On the contrary: not only will that claim drastically undermine the case for independence, but it is selling a lie to the working class. And underneath it all is the pernicious message that we don't need to organise in an almighty class struggle for transformational change, but that we should just rely on benign politicians to hand out workers and communities rights and services like sweeties issued by kindly grandparents. 

Try telling that tale of 'EU bosses bearing gifts' to the Greek people, who voted massively against austerity, and then were told by the EU to slash spending even further, despite starvation on the streets and hospitals running out of painkillers, and to tax the poorest as part of a grossly misnamed 'rescue package'. 






For an Independent Socialist Scotland - In a socialist Europe

We need to decouple the issues of independence and the EU.

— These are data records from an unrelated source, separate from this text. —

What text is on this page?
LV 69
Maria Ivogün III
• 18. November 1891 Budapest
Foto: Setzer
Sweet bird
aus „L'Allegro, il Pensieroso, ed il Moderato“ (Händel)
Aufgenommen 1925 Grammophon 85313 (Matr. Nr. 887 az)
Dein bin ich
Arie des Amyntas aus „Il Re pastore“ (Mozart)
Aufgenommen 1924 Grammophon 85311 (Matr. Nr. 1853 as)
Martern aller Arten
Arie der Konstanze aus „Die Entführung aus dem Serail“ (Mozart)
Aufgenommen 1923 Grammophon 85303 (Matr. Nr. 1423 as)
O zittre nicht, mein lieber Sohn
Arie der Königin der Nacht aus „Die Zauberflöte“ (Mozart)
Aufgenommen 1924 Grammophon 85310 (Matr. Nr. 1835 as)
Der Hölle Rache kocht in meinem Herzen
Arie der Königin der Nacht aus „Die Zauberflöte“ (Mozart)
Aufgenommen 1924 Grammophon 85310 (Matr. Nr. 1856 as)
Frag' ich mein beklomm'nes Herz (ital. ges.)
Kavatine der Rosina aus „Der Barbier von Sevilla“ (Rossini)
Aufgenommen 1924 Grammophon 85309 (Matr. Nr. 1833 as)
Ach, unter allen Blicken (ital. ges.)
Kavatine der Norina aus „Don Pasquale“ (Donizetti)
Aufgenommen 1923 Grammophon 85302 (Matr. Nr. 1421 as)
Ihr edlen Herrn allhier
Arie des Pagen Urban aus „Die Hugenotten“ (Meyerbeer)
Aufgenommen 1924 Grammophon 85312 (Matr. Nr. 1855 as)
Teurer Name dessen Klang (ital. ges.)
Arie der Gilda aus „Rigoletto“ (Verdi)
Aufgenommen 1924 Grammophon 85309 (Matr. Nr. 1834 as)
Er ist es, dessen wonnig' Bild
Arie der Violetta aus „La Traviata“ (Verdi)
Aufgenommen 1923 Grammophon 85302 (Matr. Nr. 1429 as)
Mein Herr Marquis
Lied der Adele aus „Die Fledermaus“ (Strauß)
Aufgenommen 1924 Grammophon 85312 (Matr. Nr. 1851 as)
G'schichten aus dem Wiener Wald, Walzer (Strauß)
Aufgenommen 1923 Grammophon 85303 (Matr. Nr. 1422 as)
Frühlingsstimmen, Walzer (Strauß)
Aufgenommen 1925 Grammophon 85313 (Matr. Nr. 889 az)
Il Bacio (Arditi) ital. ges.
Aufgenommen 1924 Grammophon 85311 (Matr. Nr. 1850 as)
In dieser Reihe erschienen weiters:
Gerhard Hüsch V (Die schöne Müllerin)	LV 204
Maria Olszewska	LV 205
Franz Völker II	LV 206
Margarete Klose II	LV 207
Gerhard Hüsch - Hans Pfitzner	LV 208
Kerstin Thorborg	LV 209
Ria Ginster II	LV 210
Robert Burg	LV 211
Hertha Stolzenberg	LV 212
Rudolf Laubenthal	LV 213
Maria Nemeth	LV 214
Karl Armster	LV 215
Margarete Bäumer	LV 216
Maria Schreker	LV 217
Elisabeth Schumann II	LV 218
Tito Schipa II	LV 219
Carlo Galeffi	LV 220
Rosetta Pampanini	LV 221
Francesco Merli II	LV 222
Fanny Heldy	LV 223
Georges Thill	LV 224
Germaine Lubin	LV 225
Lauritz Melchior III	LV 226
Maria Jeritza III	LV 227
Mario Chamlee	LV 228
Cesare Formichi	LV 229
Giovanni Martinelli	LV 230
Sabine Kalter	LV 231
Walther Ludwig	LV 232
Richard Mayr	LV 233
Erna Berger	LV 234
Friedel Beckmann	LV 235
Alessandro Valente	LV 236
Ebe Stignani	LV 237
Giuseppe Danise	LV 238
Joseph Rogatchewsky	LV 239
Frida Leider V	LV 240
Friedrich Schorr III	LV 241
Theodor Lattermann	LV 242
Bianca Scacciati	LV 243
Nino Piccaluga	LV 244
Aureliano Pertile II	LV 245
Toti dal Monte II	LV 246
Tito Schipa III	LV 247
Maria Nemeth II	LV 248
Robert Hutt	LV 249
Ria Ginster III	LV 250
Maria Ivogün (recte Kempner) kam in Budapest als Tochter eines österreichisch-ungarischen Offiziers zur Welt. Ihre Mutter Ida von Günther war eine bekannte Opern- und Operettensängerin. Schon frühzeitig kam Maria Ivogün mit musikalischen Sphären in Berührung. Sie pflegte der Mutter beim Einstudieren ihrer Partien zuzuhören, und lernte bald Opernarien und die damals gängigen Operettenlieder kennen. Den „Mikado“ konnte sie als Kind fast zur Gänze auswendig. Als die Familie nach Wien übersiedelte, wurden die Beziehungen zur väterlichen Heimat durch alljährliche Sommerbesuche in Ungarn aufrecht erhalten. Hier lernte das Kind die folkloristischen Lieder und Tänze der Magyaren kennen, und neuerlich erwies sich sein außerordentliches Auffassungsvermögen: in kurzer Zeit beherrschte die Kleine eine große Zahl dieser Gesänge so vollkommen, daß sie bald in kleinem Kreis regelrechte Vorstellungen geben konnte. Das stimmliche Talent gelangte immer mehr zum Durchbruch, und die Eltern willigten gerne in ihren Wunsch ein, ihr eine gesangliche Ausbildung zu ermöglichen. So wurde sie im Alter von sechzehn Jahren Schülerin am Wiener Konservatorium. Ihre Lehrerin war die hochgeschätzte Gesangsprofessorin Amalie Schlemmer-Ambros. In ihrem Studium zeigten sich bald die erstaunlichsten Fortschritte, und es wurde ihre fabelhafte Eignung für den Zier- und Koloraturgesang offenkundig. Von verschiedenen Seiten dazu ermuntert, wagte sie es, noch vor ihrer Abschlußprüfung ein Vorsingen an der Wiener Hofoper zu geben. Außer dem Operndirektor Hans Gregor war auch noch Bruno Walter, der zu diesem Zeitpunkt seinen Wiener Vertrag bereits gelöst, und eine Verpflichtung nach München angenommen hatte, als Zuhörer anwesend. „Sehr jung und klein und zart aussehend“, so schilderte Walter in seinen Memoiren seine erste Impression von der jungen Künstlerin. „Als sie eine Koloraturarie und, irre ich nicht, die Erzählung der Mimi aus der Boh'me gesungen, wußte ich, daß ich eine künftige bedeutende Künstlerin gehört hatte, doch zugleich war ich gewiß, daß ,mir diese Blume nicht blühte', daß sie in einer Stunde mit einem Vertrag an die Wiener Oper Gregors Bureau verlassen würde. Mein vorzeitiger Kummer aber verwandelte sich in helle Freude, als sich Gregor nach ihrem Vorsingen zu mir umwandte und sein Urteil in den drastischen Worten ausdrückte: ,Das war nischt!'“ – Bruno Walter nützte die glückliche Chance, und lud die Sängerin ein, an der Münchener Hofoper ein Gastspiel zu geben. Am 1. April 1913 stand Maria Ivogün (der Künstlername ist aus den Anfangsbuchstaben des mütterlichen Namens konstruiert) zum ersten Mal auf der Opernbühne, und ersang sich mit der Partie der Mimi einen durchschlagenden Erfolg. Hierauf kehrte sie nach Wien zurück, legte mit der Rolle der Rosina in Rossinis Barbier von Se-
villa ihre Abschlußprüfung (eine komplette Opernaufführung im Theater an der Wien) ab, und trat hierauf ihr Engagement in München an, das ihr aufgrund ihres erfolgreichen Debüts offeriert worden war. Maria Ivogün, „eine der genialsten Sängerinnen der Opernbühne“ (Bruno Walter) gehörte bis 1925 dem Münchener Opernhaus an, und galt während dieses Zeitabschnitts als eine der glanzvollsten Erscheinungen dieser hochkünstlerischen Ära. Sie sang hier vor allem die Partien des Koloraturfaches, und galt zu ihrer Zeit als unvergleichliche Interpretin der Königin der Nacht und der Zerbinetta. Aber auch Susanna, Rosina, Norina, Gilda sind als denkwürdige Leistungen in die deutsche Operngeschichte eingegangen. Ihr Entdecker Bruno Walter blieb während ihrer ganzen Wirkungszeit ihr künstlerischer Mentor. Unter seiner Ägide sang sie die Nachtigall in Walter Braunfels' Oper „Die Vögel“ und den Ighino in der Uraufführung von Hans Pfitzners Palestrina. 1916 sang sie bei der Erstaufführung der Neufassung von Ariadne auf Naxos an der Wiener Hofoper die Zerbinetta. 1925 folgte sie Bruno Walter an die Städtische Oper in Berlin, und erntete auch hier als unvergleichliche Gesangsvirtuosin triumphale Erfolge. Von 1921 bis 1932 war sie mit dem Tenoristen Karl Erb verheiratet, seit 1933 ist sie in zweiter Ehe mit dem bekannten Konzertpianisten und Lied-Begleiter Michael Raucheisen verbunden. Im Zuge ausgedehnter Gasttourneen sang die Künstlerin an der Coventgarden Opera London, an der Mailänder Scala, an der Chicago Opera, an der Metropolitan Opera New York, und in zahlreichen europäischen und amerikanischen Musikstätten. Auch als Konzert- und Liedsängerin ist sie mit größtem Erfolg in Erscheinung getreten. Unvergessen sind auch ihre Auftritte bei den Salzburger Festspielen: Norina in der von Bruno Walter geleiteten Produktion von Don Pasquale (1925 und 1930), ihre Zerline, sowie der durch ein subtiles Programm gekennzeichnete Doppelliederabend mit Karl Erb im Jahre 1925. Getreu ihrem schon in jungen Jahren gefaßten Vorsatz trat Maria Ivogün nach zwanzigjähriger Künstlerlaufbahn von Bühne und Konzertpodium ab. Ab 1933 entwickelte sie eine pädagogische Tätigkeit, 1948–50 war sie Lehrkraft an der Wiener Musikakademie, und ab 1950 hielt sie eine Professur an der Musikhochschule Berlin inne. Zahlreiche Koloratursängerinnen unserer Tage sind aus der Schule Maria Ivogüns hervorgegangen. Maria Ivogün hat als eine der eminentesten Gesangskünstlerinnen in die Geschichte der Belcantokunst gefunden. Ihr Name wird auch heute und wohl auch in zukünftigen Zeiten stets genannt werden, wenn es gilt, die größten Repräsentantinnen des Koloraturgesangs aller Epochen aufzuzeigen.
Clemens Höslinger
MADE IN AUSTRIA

For an independent Scotland that can then proceed to debate and decide its place in Europe and the wider world after gaining self government.

For an independent socialist Scotland that could help pioneer collaboration between equals in a future alliance of socialist democracies across Europe.

Most important of all perhaps, we need to unmask the demobilizing myth that Scottish people should rely on the EU and its benign regulations to protect us from capitalist exploitation.

Anything protective, however limited and feeble, that the EU calls for is the result of struggle by workers' organizations, and in any case hedged with umpteen opt-out clauses.

And as the populist right and hard-faced capitalism holds more and more sway across Europe, the EU act as thuggish enforcers for the Age of Austerity. 

Working class people need to rely on their own organised strength, demanding all that's best in Europe for the people of Scotland, and likewise defying all that's worst in the EU capitalist club. 

We need independent workers' struggle, an independent socialist Scotland, and an alliance of European socialist democracies to confront and eradicate the crimes of profit against people.